BLM finalizes updated Sage-Grouse plans
Published
1/18/2026
The Bureau of Land Management has released final greater sage-grouse habitat plans for eight states—Idaho, Montana, North Dakota, South Dakota, Nevada, California, Utah, and Wyoming—updating management standards on federal lands. The plans remove height benchmarks for perennial grasses and make other changes intended to provide additional flexibility for land use while continuing to protect key habitat across approximately 65 million acres of sagebrush lands that support more than 350 wildlife species.
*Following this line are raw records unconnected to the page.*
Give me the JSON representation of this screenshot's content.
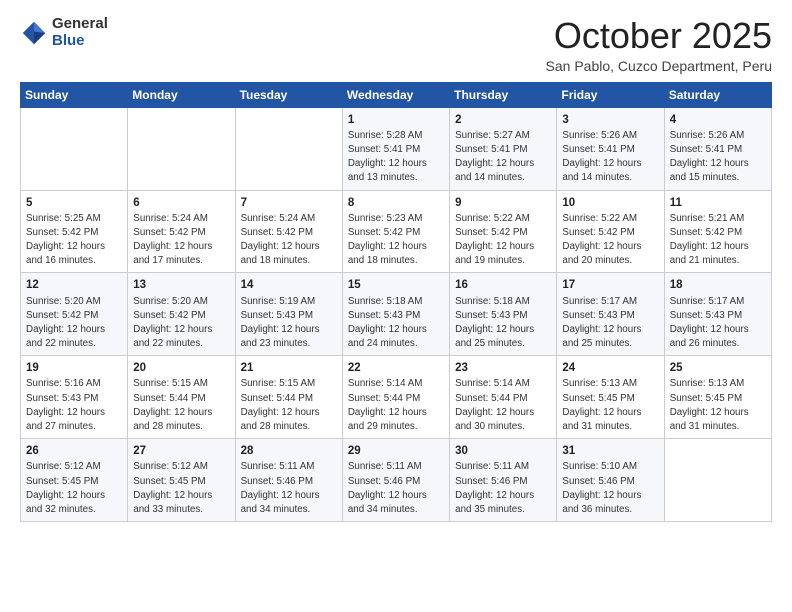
{
  "logo": {
    "general": "General",
    "blue": "Blue"
  },
  "header": {
    "month": "October 2025",
    "subtitle": "San Pablo, Cuzco Department, Peru"
  },
  "weekdays": [
    "Sunday",
    "Monday",
    "Tuesday",
    "Wednesday",
    "Thursday",
    "Friday",
    "Saturday"
  ],
  "weeks": [
    [
      {
        "day": "",
        "lines": []
      },
      {
        "day": "",
        "lines": []
      },
      {
        "day": "",
        "lines": []
      },
      {
        "day": "1",
        "lines": [
          "Sunrise: 5:28 AM",
          "Sunset: 5:41 PM",
          "Daylight: 12 hours",
          "and 13 minutes."
        ]
      },
      {
        "day": "2",
        "lines": [
          "Sunrise: 5:27 AM",
          "Sunset: 5:41 PM",
          "Daylight: 12 hours",
          "and 14 minutes."
        ]
      },
      {
        "day": "3",
        "lines": [
          "Sunrise: 5:26 AM",
          "Sunset: 5:41 PM",
          "Daylight: 12 hours",
          "and 14 minutes."
        ]
      },
      {
        "day": "4",
        "lines": [
          "Sunrise: 5:26 AM",
          "Sunset: 5:41 PM",
          "Daylight: 12 hours",
          "and 15 minutes."
        ]
      }
    ],
    [
      {
        "day": "5",
        "lines": [
          "Sunrise: 5:25 AM",
          "Sunset: 5:42 PM",
          "Daylight: 12 hours",
          "and 16 minutes."
        ]
      },
      {
        "day": "6",
        "lines": [
          "Sunrise: 5:24 AM",
          "Sunset: 5:42 PM",
          "Daylight: 12 hours",
          "and 17 minutes."
        ]
      },
      {
        "day": "7",
        "lines": [
          "Sunrise: 5:24 AM",
          "Sunset: 5:42 PM",
          "Daylight: 12 hours",
          "and 18 minutes."
        ]
      },
      {
        "day": "8",
        "lines": [
          "Sunrise: 5:23 AM",
          "Sunset: 5:42 PM",
          "Daylight: 12 hours",
          "and 18 minutes."
        ]
      },
      {
        "day": "9",
        "lines": [
          "Sunrise: 5:22 AM",
          "Sunset: 5:42 PM",
          "Daylight: 12 hours",
          "and 19 minutes."
        ]
      },
      {
        "day": "10",
        "lines": [
          "Sunrise: 5:22 AM",
          "Sunset: 5:42 PM",
          "Daylight: 12 hours",
          "and 20 minutes."
        ]
      },
      {
        "day": "11",
        "lines": [
          "Sunrise: 5:21 AM",
          "Sunset: 5:42 PM",
          "Daylight: 12 hours",
          "and 21 minutes."
        ]
      }
    ],
    [
      {
        "day": "12",
        "lines": [
          "Sunrise: 5:20 AM",
          "Sunset: 5:42 PM",
          "Daylight: 12 hours",
          "and 22 minutes."
        ]
      },
      {
        "day": "13",
        "lines": [
          "Sunrise: 5:20 AM",
          "Sunset: 5:42 PM",
          "Daylight: 12 hours",
          "and 22 minutes."
        ]
      },
      {
        "day": "14",
        "lines": [
          "Sunrise: 5:19 AM",
          "Sunset: 5:43 PM",
          "Daylight: 12 hours",
          "and 23 minutes."
        ]
      },
      {
        "day": "15",
        "lines": [
          "Sunrise: 5:18 AM",
          "Sunset: 5:43 PM",
          "Daylight: 12 hours",
          "and 24 minutes."
        ]
      },
      {
        "day": "16",
        "lines": [
          "Sunrise: 5:18 AM",
          "Sunset: 5:43 PM",
          "Daylight: 12 hours",
          "and 25 minutes."
        ]
      },
      {
        "day": "17",
        "lines": [
          "Sunrise: 5:17 AM",
          "Sunset: 5:43 PM",
          "Daylight: 12 hours",
          "and 25 minutes."
        ]
      },
      {
        "day": "18",
        "lines": [
          "Sunrise: 5:17 AM",
          "Sunset: 5:43 PM",
          "Daylight: 12 hours",
          "and 26 minutes."
        ]
      }
    ],
    [
      {
        "day": "19",
        "lines": [
          "Sunrise: 5:16 AM",
          "Sunset: 5:43 PM",
          "Daylight: 12 hours",
          "and 27 minutes."
        ]
      },
      {
        "day": "20",
        "lines": [
          "Sunrise: 5:15 AM",
          "Sunset: 5:44 PM",
          "Daylight: 12 hours",
          "and 28 minutes."
        ]
      },
      {
        "day": "21",
        "lines": [
          "Sunrise: 5:15 AM",
          "Sunset: 5:44 PM",
          "Daylight: 12 hours",
          "and 28 minutes."
        ]
      },
      {
        "day": "22",
        "lines": [
          "Sunrise: 5:14 AM",
          "Sunset: 5:44 PM",
          "Daylight: 12 hours",
          "and 29 minutes."
        ]
      },
      {
        "day": "23",
        "lines": [
          "Sunrise: 5:14 AM",
          "Sunset: 5:44 PM",
          "Daylight: 12 hours",
          "and 30 minutes."
        ]
      },
      {
        "day": "24",
        "lines": [
          "Sunrise: 5:13 AM",
          "Sunset: 5:45 PM",
          "Daylight: 12 hours",
          "and 31 minutes."
        ]
      },
      {
        "day": "25",
        "lines": [
          "Sunrise: 5:13 AM",
          "Sunset: 5:45 PM",
          "Daylight: 12 hours",
          "and 31 minutes."
        ]
      }
    ],
    [
      {
        "day": "26",
        "lines": [
          "Sunrise: 5:12 AM",
          "Sunset: 5:45 PM",
          "Daylight: 12 hours",
          "and 32 minutes."
        ]
      },
      {
        "day": "27",
        "lines": [
          "Sunrise: 5:12 AM",
          "Sunset: 5:45 PM",
          "Daylight: 12 hours",
          "and 33 minutes."
        ]
      },
      {
        "day": "28",
        "lines": [
          "Sunrise: 5:11 AM",
          "Sunset: 5:46 PM",
          "Daylight: 12 hours",
          "and 34 minutes."
        ]
      },
      {
        "day": "29",
        "lines": [
          "Sunrise: 5:11 AM",
          "Sunset: 5:46 PM",
          "Daylight: 12 hours",
          "and 34 minutes."
        ]
      },
      {
        "day": "30",
        "lines": [
          "Sunrise: 5:11 AM",
          "Sunset: 5:46 PM",
          "Daylight: 12 hours",
          "and 35 minutes."
        ]
      },
      {
        "day": "31",
        "lines": [
          "Sunrise: 5:10 AM",
          "Sunset: 5:46 PM",
          "Daylight: 12 hours",
          "and 36 minutes."
        ]
      },
      {
        "day": "",
        "lines": []
      }
    ]
  ]
}
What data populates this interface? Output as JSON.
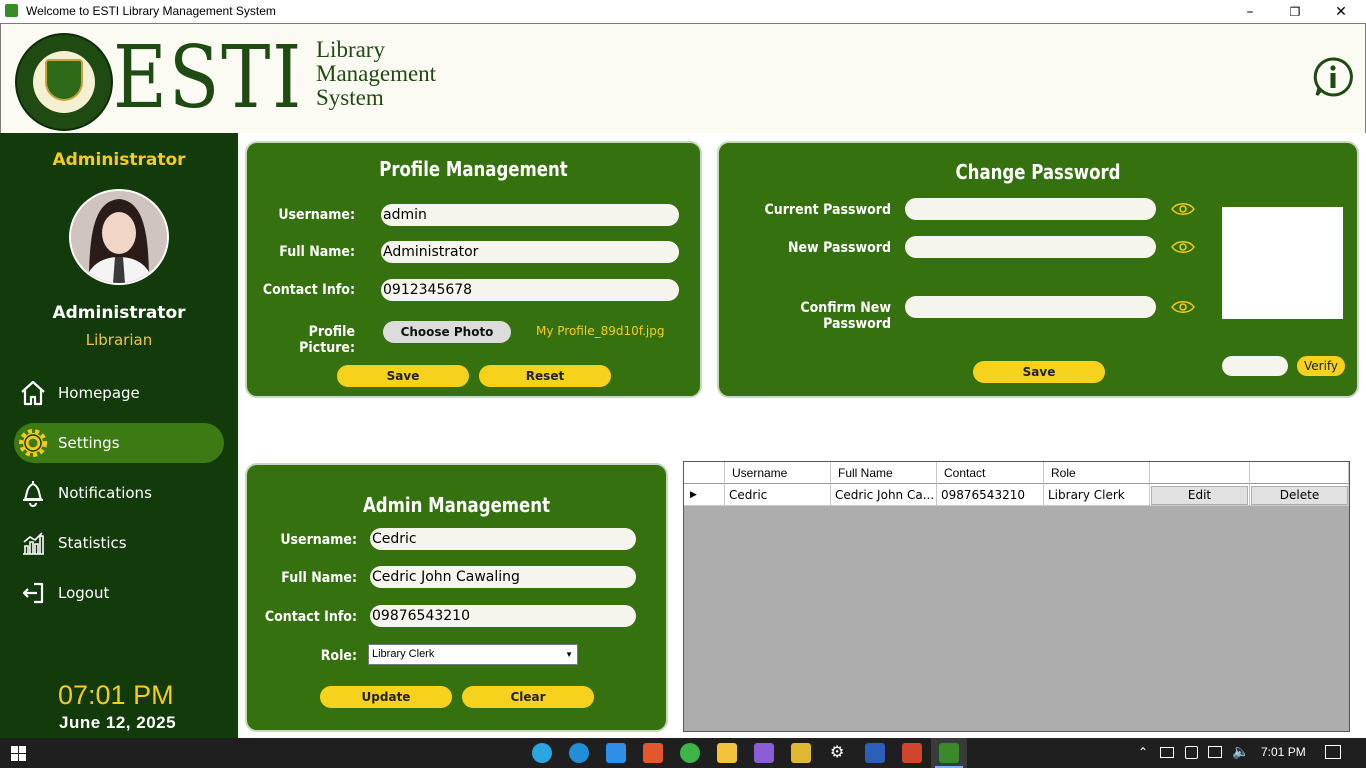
{
  "window": {
    "title": "Welcome to ESTI Library Management System",
    "minimize": "–",
    "maximize": "❐",
    "close": "✕"
  },
  "header": {
    "brand": "ESTI",
    "subtitle_lines": [
      "Library",
      "Management",
      "System"
    ]
  },
  "sidebar": {
    "role_top": "Administrator",
    "user_name": "Administrator",
    "user_role": "Librarian",
    "nav": [
      {
        "label": "Homepage",
        "icon": "home-icon"
      },
      {
        "label": "Settings",
        "icon": "gear-icon",
        "active": true
      },
      {
        "label": "Notifications",
        "icon": "bell-icon"
      },
      {
        "label": "Statistics",
        "icon": "chart-icon"
      },
      {
        "label": "Logout",
        "icon": "logout-icon"
      }
    ],
    "time": "07:01 PM",
    "date": "June 12, 2025"
  },
  "profile": {
    "title": "Profile Management",
    "username_label": "Username:",
    "username": "admin",
    "fullname_label": "Full Name:",
    "fullname": "Administrator",
    "contact_label": "Contact Info:",
    "contact": "0912345678",
    "picture_label": "Profile Picture:",
    "choose_photo": "Choose Photo",
    "photo_file": "My Profile_89d10f.jpg",
    "save": "Save",
    "reset": "Reset"
  },
  "password": {
    "title": "Change Password",
    "current_label": "Current Password",
    "new_label": "New Password",
    "confirm_label": "Confirm New Password",
    "save": "Save",
    "verify": "Verify"
  },
  "admin": {
    "title": "Admin Management",
    "username_label": "Username:",
    "username": "Cedric",
    "fullname_label": "Full Name:",
    "fullname": "Cedric John Cawaling",
    "contact_label": "Contact Info:",
    "contact": "09876543210",
    "role_label": "Role:",
    "role": "Library Clerk",
    "update": "Update",
    "clear": "Clear"
  },
  "grid": {
    "headers": [
      "Username",
      "Full Name",
      "Contact",
      "Role"
    ],
    "rows": [
      {
        "username": "Cedric",
        "fullname": "Cedric John Ca...",
        "contact": "09876543210",
        "role": "Library Clerk",
        "edit": "Edit",
        "delete": "Delete"
      }
    ]
  },
  "taskbar": {
    "time": "7:01 PM"
  },
  "colors": {
    "sidebar": "#123a0b",
    "panel": "#36710f",
    "accent": "#f7d21c",
    "brand": "#1f4a12"
  }
}
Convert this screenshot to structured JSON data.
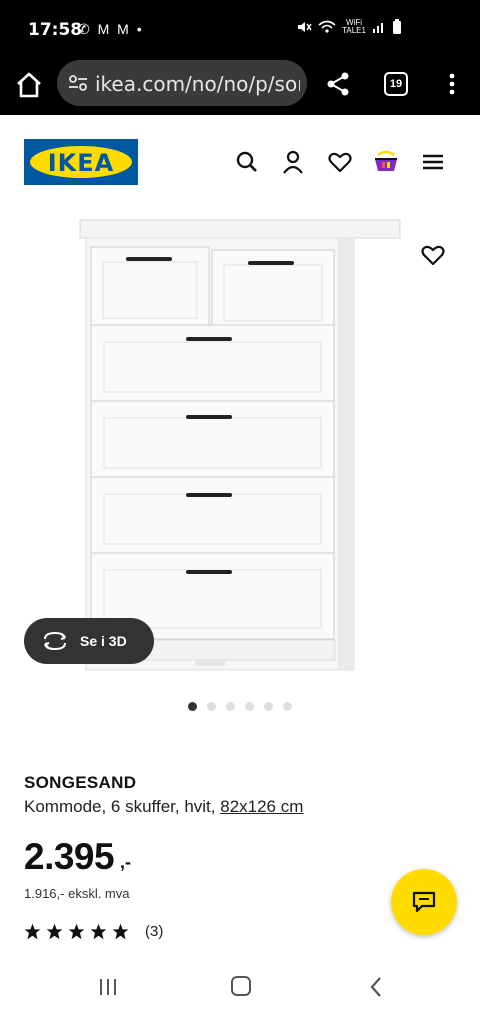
{
  "status_bar": {
    "time": "17:58",
    "notification_icons": "✆ M M •",
    "wifi_label": "WiFi TALE1"
  },
  "browser": {
    "url": "ikea.com/no/no/p/son",
    "tab_count": "19"
  },
  "header": {
    "logo_text": "IKEA",
    "icons": [
      "search-icon",
      "user-icon",
      "heart-icon",
      "basket-icon",
      "menu-icon"
    ]
  },
  "product": {
    "view_3d_label": "Se i 3D",
    "carousel_total": 6,
    "carousel_active": 0,
    "name": "SONGESAND",
    "description": "Kommode, 6 skuffer, hvit, ",
    "dimensions": "82x126 cm",
    "price": "2.395",
    "price_suffix": ",-",
    "price_excl": "1.916,- ekskl. mva",
    "rating_stars": 5,
    "rating_count": "(3)"
  },
  "colors": {
    "ikea_blue": "#0058a3",
    "ikea_yellow": "#ffdb00",
    "dark_button": "#333333"
  }
}
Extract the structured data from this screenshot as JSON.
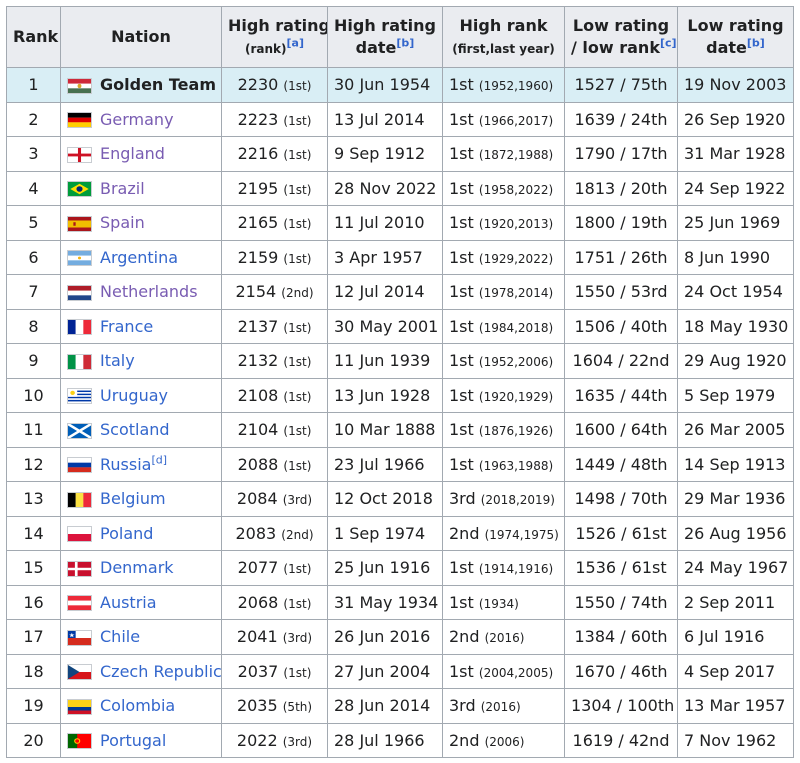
{
  "headers": {
    "rank": "Rank",
    "nation": "Nation",
    "high_rating_main": "High rating",
    "high_rating_sub": "(rank)",
    "high_rating_note": "[a]",
    "high_rating_date_main": "High rating",
    "high_rating_date_sub": "date",
    "high_rating_date_note": "[b]",
    "high_rank_main": "High rank",
    "high_rank_sub": "(first,last year)",
    "low_main": "Low rating",
    "low_sub": "/ low rank",
    "low_note": "[c]",
    "low_date_main": "Low rating",
    "low_date_sub": "date",
    "low_date_note": "[b]"
  },
  "rows": [
    {
      "rank": "1",
      "nation": "Golden Team",
      "note": "",
      "flag": "hungary",
      "style": "bold",
      "high_rating": "2230",
      "high_rank": "(1st)",
      "high_date": "30 Jun 1954",
      "best_rank": "1st",
      "best_years": "(1952,1960)",
      "low": "1527 / 75th",
      "low_date": "19 Nov 2003"
    },
    {
      "rank": "2",
      "nation": "Germany",
      "note": "",
      "flag": "germany",
      "style": "visited",
      "high_rating": "2223",
      "high_rank": "(1st)",
      "high_date": "13 Jul 2014",
      "best_rank": "1st",
      "best_years": "(1966,2017)",
      "low": "1639 / 24th",
      "low_date": "26 Sep 1920"
    },
    {
      "rank": "3",
      "nation": "England",
      "note": "",
      "flag": "england",
      "style": "visited",
      "high_rating": "2216",
      "high_rank": "(1st)",
      "high_date": "9 Sep 1912",
      "best_rank": "1st",
      "best_years": "(1872,1988)",
      "low": "1790 / 17th",
      "low_date": "31 Mar 1928"
    },
    {
      "rank": "4",
      "nation": "Brazil",
      "note": "",
      "flag": "brazil",
      "style": "visited",
      "high_rating": "2195",
      "high_rank": "(1st)",
      "high_date": "28 Nov 2022",
      "best_rank": "1st",
      "best_years": "(1958,2022)",
      "low": "1813 / 20th",
      "low_date": "24 Sep 1922"
    },
    {
      "rank": "5",
      "nation": "Spain",
      "note": "",
      "flag": "spain",
      "style": "visited",
      "high_rating": "2165",
      "high_rank": "(1st)",
      "high_date": "11 Jul 2010",
      "best_rank": "1st",
      "best_years": "(1920,2013)",
      "low": "1800 / 19th",
      "low_date": "25 Jun 1969"
    },
    {
      "rank": "6",
      "nation": "Argentina",
      "note": "",
      "flag": "argentina",
      "style": "link",
      "high_rating": "2159",
      "high_rank": "(1st)",
      "high_date": "3 Apr 1957",
      "best_rank": "1st",
      "best_years": "(1929,2022)",
      "low": "1751 / 26th",
      "low_date": "8 Jun 1990"
    },
    {
      "rank": "7",
      "nation": "Netherlands",
      "note": "",
      "flag": "netherlands",
      "style": "visited",
      "high_rating": "2154",
      "high_rank": "(2nd)",
      "high_date": "12 Jul 2014",
      "best_rank": "1st",
      "best_years": "(1978,2014)",
      "low": "1550 / 53rd",
      "low_date": "24 Oct 1954"
    },
    {
      "rank": "8",
      "nation": "France",
      "note": "",
      "flag": "france",
      "style": "link",
      "high_rating": "2137",
      "high_rank": "(1st)",
      "high_date": "30 May 2001",
      "best_rank": "1st",
      "best_years": "(1984,2018)",
      "low": "1506 / 40th",
      "low_date": "18 May 1930"
    },
    {
      "rank": "9",
      "nation": "Italy",
      "note": "",
      "flag": "italy",
      "style": "link",
      "high_rating": "2132",
      "high_rank": "(1st)",
      "high_date": "11 Jun 1939",
      "best_rank": "1st",
      "best_years": "(1952,2006)",
      "low": "1604 / 22nd",
      "low_date": "29 Aug 1920"
    },
    {
      "rank": "10",
      "nation": "Uruguay",
      "note": "",
      "flag": "uruguay",
      "style": "link",
      "high_rating": "2108",
      "high_rank": "(1st)",
      "high_date": "13 Jun 1928",
      "best_rank": "1st",
      "best_years": "(1920,1929)",
      "low": "1635 / 44th",
      "low_date": "5 Sep 1979"
    },
    {
      "rank": "11",
      "nation": "Scotland",
      "note": "",
      "flag": "scotland",
      "style": "link",
      "high_rating": "2104",
      "high_rank": "(1st)",
      "high_date": "10 Mar 1888",
      "best_rank": "1st",
      "best_years": "(1876,1926)",
      "low": "1600 / 64th",
      "low_date": "26 Mar 2005"
    },
    {
      "rank": "12",
      "nation": "Russia",
      "note": "[d]",
      "flag": "russia",
      "style": "link",
      "high_rating": "2088",
      "high_rank": "(1st)",
      "high_date": "23 Jul 1966",
      "best_rank": "1st",
      "best_years": "(1963,1988)",
      "low": "1449 / 48th",
      "low_date": "14 Sep 1913"
    },
    {
      "rank": "13",
      "nation": "Belgium",
      "note": "",
      "flag": "belgium",
      "style": "link",
      "high_rating": "2084",
      "high_rank": "(3rd)",
      "high_date": "12 Oct 2018",
      "best_rank": "3rd",
      "best_years": "(2018,2019)",
      "low": "1498 / 70th",
      "low_date": "29 Mar 1936"
    },
    {
      "rank": "14",
      "nation": "Poland",
      "note": "",
      "flag": "poland",
      "style": "link",
      "high_rating": "2083",
      "high_rank": "(2nd)",
      "high_date": "1 Sep 1974",
      "best_rank": "2nd",
      "best_years": "(1974,1975)",
      "low": "1526 / 61st",
      "low_date": "26 Aug 1956"
    },
    {
      "rank": "15",
      "nation": "Denmark",
      "note": "",
      "flag": "denmark",
      "style": "link",
      "high_rating": "2077",
      "high_rank": "(1st)",
      "high_date": "25 Jun 1916",
      "best_rank": "1st",
      "best_years": "(1914,1916)",
      "low": "1536 / 61st",
      "low_date": "24 May 1967"
    },
    {
      "rank": "16",
      "nation": "Austria",
      "note": "",
      "flag": "austria",
      "style": "link",
      "high_rating": "2068",
      "high_rank": "(1st)",
      "high_date": "31 May 1934",
      "best_rank": "1st",
      "best_years": "(1934)",
      "low": "1550 / 74th",
      "low_date": "2 Sep 2011"
    },
    {
      "rank": "17",
      "nation": "Chile",
      "note": "",
      "flag": "chile",
      "style": "link",
      "high_rating": "2041",
      "high_rank": "(3rd)",
      "high_date": "26 Jun 2016",
      "best_rank": "2nd",
      "best_years": "(2016)",
      "low": "1384 / 60th",
      "low_date": "6 Jul 1916"
    },
    {
      "rank": "18",
      "nation": "Czech Republic",
      "note": "",
      "flag": "czech",
      "style": "link",
      "high_rating": "2037",
      "high_rank": "(1st)",
      "high_date": "27 Jun 2004",
      "best_rank": "1st",
      "best_years": "(2004,2005)",
      "low": "1670 / 46th",
      "low_date": "4 Sep 2017"
    },
    {
      "rank": "19",
      "nation": "Colombia",
      "note": "",
      "flag": "colombia",
      "style": "link",
      "high_rating": "2035",
      "high_rank": "(5th)",
      "high_date": "28 Jun 2014",
      "best_rank": "3rd",
      "best_years": "(2016)",
      "low": "1304 / 100th",
      "low_date": "13 Mar 1957"
    },
    {
      "rank": "20",
      "nation": "Portugal",
      "note": "",
      "flag": "portugal",
      "style": "link",
      "high_rating": "2022",
      "high_rank": "(3rd)",
      "high_date": "28 Jul 1966",
      "best_rank": "2nd",
      "best_years": "(2006)",
      "low": "1619 / 42nd",
      "low_date": "7 Nov 1962"
    }
  ]
}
In a news release announcing the change in plans, Acting Bureau of Land Management Director Bill Groffy said: “We are strengthening American energy security while ensuring the sage-grouse continues to thrive. Healthy sagebrush country powers our communities, sustains wildlife and supports the economies that make the West strong.”
The plans also provide management direction for livestock grazing to meet or make progress toward meeting the Land Health Standard, which BLM says supports healthy sagebrush systems and suitable greater sage-grouse habitat.
The revisions update habitat management areas used to determine protections for the species. Separate sage-grouse plans for Colorado and Oregon were completed earlier this year.
According to the plans, greater sage-grouse experienced range-wide population declines of nearly 40% from 2002 to 2021, with more than 87% of areas seeing declining habitat during that period, though some areas have maintained stable or increasing populations. Sagebrush availability declined by approximately 1.9 million acres, or 3%, between 2012 and 2018 across all land types, with nearly 60% of those losses—about 1.1 million acres—occurring on BLM-administered lands.